Helen Marriage: I think it’s great that there should be a cultural aspect to the Olympic Games, but competitive art is not how the world is these days. There’s a sense in which art does different things from sport, and that whole thing about winners and losers isn’t really how most artists would think.
What you’re dealing with in terms of the Olympics is a very big machine, which is very dedicated to the concept of winning and losing. I think a rebalancing of the significance of art and sport would be really interesting, though whether that can be achieved easily I have some doubt.
The thing about art that differentiates it from sport is the uncertainty. If you are running a sport event, you don’t know who’s going to win but you know what the format is – there are rules and regulations.
I think that London went as far as it is possible to have gone currently in terms of getting culture to be taken seriously as part of the Olympic effort.
HOST CITY: What was the cultural highlight of the Olympic Games for you?
Helen Marriage: I would of course say the project that we did for London 2012, by the director Deborah Warner and actor Fiona Shaw called Peace Camp. It was described by the New York Times as a “refugee camp from heaven” epitomising the story of the Olympics. It was a series of nine installations around the coast of the UK that welcomed visitors through the great poetry of our land. It was a beautiful, quiet, contemplative piece that showcased Britain as an island nation and it was really lovely.
There were really lovely things in London like Piccadilly Circus Circus, which was the opposite, with thousands of people and lots of energy. But the thing I loved about what we did was that it was the opposite of competition – it was really far away from London and you had to make an effort to get there.
HOST CITY: What’s your opinion of public art projects like the Arcelor-Mittal Orbit?
Helen Marriage: I completely understand the motivation for doing it, to build something that was there during the Games and would be there for legacy.
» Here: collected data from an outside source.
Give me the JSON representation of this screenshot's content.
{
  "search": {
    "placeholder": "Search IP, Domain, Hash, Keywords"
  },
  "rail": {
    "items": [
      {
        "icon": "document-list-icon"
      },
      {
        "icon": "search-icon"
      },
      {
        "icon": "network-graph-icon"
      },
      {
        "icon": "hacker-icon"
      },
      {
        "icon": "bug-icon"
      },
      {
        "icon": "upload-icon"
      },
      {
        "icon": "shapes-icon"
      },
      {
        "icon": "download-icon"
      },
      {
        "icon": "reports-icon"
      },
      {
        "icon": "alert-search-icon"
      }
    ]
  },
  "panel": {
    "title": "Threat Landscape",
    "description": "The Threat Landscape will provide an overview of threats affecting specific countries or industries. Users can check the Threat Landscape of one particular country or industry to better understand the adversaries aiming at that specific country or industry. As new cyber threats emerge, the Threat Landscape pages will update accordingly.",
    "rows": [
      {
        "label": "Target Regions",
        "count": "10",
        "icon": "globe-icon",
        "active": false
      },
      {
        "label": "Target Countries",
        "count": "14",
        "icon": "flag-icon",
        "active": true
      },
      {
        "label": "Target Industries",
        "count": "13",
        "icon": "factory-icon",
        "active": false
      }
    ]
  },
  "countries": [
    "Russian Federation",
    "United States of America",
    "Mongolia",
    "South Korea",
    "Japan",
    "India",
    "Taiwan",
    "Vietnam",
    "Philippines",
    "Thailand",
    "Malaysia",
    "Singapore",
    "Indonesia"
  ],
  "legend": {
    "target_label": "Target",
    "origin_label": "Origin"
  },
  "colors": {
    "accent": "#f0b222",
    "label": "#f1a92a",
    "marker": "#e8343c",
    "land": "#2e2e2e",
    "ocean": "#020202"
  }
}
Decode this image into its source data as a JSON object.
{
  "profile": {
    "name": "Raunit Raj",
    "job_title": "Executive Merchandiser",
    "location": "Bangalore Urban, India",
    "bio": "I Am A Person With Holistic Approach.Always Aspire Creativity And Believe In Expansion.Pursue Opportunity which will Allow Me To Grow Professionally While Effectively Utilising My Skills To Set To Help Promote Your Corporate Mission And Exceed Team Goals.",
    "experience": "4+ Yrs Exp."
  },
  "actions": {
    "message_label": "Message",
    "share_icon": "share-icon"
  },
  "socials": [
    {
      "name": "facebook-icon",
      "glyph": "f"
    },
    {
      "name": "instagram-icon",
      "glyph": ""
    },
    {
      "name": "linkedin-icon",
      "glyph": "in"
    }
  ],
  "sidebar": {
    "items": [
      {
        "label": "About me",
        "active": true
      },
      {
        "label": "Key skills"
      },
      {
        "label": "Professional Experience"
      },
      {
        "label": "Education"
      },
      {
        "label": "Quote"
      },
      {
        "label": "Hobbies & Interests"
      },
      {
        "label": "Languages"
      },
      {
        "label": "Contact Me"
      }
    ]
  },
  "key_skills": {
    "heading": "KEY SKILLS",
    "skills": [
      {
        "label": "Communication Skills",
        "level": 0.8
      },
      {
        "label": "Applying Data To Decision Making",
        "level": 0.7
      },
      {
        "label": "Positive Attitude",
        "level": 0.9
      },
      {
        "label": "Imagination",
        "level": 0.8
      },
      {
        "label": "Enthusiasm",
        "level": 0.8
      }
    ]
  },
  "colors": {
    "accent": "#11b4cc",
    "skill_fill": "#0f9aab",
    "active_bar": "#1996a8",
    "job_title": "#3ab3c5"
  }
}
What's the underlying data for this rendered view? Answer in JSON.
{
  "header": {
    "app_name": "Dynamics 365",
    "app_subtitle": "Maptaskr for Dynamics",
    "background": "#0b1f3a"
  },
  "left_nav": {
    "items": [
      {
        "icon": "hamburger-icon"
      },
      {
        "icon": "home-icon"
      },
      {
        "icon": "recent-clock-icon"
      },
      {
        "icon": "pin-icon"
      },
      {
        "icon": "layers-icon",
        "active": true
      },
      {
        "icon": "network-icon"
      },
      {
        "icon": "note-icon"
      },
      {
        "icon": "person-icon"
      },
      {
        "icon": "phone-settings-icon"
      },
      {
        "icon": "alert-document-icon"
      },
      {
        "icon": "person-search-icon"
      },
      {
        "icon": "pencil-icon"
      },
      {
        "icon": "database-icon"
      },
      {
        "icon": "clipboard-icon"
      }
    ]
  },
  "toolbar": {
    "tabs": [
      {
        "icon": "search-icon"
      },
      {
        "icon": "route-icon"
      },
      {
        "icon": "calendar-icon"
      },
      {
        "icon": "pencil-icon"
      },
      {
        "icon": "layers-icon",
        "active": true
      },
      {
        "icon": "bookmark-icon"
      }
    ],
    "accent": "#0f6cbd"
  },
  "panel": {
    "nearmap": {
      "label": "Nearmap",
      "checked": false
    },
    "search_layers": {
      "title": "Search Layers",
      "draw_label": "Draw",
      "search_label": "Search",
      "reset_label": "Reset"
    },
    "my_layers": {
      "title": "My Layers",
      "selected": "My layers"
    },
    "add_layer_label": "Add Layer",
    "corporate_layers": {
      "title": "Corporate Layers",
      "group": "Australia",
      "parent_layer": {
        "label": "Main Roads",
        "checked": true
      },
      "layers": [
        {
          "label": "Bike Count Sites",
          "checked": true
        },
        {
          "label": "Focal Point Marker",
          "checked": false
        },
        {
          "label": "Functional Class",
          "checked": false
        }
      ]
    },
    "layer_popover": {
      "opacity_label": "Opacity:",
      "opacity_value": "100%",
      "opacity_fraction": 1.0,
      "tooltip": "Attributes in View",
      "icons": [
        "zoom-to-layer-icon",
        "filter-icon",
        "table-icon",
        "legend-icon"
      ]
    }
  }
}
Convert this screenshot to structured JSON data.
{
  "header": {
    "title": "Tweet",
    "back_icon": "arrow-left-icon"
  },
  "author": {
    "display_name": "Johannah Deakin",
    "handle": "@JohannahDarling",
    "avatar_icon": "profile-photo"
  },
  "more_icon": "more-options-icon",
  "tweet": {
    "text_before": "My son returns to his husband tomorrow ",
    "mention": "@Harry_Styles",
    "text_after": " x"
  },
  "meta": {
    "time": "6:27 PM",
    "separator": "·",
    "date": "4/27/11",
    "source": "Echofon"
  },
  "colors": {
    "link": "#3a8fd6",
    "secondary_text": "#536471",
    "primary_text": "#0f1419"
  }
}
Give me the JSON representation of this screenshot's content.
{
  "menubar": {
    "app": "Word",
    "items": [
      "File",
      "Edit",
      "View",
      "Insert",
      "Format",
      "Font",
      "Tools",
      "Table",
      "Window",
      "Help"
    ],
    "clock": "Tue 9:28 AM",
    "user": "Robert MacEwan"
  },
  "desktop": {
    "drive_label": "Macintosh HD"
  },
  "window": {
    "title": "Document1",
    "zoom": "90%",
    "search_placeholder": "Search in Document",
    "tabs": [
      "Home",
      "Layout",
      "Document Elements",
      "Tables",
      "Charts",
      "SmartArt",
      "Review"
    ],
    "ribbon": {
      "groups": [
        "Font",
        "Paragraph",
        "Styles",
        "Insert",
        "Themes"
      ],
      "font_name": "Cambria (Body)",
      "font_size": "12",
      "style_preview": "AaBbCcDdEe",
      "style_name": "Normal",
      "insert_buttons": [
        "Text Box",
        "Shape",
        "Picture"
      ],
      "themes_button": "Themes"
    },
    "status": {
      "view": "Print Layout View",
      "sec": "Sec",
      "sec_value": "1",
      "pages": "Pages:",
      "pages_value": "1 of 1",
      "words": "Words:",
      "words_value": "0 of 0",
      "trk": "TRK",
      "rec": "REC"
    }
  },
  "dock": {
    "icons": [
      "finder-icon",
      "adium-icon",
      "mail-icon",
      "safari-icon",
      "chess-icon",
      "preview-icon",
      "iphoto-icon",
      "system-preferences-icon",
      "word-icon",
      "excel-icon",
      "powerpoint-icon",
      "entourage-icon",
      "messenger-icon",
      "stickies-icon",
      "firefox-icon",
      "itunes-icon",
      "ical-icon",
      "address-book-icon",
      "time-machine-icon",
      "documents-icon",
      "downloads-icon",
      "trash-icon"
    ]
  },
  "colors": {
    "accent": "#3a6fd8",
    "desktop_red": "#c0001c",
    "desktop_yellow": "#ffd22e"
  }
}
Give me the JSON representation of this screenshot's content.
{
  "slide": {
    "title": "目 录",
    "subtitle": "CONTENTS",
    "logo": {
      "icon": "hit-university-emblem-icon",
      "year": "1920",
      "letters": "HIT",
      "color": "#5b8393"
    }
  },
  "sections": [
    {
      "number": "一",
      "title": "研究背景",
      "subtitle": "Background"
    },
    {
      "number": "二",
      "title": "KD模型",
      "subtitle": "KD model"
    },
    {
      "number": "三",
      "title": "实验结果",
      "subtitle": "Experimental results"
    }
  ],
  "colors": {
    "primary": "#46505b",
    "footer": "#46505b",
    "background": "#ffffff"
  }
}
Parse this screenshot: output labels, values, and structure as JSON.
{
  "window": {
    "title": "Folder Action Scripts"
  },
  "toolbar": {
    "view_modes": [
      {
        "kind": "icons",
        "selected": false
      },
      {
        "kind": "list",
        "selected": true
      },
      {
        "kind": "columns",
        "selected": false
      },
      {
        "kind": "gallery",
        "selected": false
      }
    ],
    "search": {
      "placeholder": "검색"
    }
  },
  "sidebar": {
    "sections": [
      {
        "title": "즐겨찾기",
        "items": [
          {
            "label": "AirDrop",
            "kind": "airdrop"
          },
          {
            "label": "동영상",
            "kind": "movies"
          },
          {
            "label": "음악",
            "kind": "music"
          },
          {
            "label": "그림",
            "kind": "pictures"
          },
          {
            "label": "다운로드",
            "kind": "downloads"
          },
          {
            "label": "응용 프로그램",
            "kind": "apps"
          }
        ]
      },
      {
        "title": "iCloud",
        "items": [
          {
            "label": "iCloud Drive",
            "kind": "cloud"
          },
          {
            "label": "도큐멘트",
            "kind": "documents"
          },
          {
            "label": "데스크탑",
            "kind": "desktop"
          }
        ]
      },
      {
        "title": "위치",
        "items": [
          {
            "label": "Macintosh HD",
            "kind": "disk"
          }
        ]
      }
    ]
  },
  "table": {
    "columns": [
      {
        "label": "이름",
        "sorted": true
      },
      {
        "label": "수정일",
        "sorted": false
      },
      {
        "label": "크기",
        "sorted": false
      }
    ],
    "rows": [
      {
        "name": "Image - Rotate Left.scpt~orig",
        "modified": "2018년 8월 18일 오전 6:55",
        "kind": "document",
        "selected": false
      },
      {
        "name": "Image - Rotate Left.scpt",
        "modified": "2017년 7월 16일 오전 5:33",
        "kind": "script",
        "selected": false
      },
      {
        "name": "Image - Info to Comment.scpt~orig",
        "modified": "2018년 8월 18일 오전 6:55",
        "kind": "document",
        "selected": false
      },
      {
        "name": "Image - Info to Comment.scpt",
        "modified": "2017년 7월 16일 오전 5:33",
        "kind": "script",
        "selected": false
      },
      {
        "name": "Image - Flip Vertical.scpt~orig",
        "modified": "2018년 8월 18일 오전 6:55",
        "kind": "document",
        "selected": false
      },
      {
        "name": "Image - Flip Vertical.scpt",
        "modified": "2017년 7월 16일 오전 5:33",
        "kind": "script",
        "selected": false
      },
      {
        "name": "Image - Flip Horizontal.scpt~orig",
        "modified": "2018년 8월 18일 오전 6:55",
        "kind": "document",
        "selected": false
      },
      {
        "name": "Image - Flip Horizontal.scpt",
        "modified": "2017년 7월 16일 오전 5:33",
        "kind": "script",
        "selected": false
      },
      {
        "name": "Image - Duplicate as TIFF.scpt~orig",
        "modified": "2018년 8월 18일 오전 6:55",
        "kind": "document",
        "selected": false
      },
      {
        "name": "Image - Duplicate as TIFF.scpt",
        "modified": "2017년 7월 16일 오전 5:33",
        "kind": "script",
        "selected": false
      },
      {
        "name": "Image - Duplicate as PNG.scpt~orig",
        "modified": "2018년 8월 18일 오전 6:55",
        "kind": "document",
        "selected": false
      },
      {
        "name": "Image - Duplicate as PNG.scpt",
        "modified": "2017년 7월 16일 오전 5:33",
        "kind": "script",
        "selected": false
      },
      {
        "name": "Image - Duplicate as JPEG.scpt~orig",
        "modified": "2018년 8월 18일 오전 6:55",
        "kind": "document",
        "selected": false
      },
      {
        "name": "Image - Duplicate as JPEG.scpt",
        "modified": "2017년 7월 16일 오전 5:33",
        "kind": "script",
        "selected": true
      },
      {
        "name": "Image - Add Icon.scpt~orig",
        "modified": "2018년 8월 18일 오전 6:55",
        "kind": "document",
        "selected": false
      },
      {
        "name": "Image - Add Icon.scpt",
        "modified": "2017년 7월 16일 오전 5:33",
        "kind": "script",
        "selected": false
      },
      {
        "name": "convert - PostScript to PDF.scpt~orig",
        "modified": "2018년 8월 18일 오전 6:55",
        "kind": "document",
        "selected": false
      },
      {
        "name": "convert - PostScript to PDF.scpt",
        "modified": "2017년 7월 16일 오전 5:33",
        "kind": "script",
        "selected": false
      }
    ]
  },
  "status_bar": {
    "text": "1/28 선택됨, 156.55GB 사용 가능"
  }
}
It’s not necessarily to everyone’s taste, but those monumental sculptures are always interesting and provoking debate is part of the function of art anyway.
The thing about art is that it’s non-competitive – it’s about how an extraordinary, surprising, magical, unlikely idea can be conjured out of nothing.
Money spent is money spent, but all these things – sport, art, music and religion are all manifestations of our culture and it’s always great to do so as a public voice.
HOST CITY: What are the benefits of artistic events and installations for the people that live in cities?
Helen Marriage: There’s always the thing about looking at your city differently; and they can attract inward investment.
If you look at something like poppies at the Tower of London for Remembrance Day that’s an artwork; it started very quietly. It’s a really simple idea, it’s made millions of pounds for charity, five million people have been to see it, it’s created a real buzz and sense of destination, it was moving to people. Whether you think it is great art or not is not the point – it’s that it captures public imagination.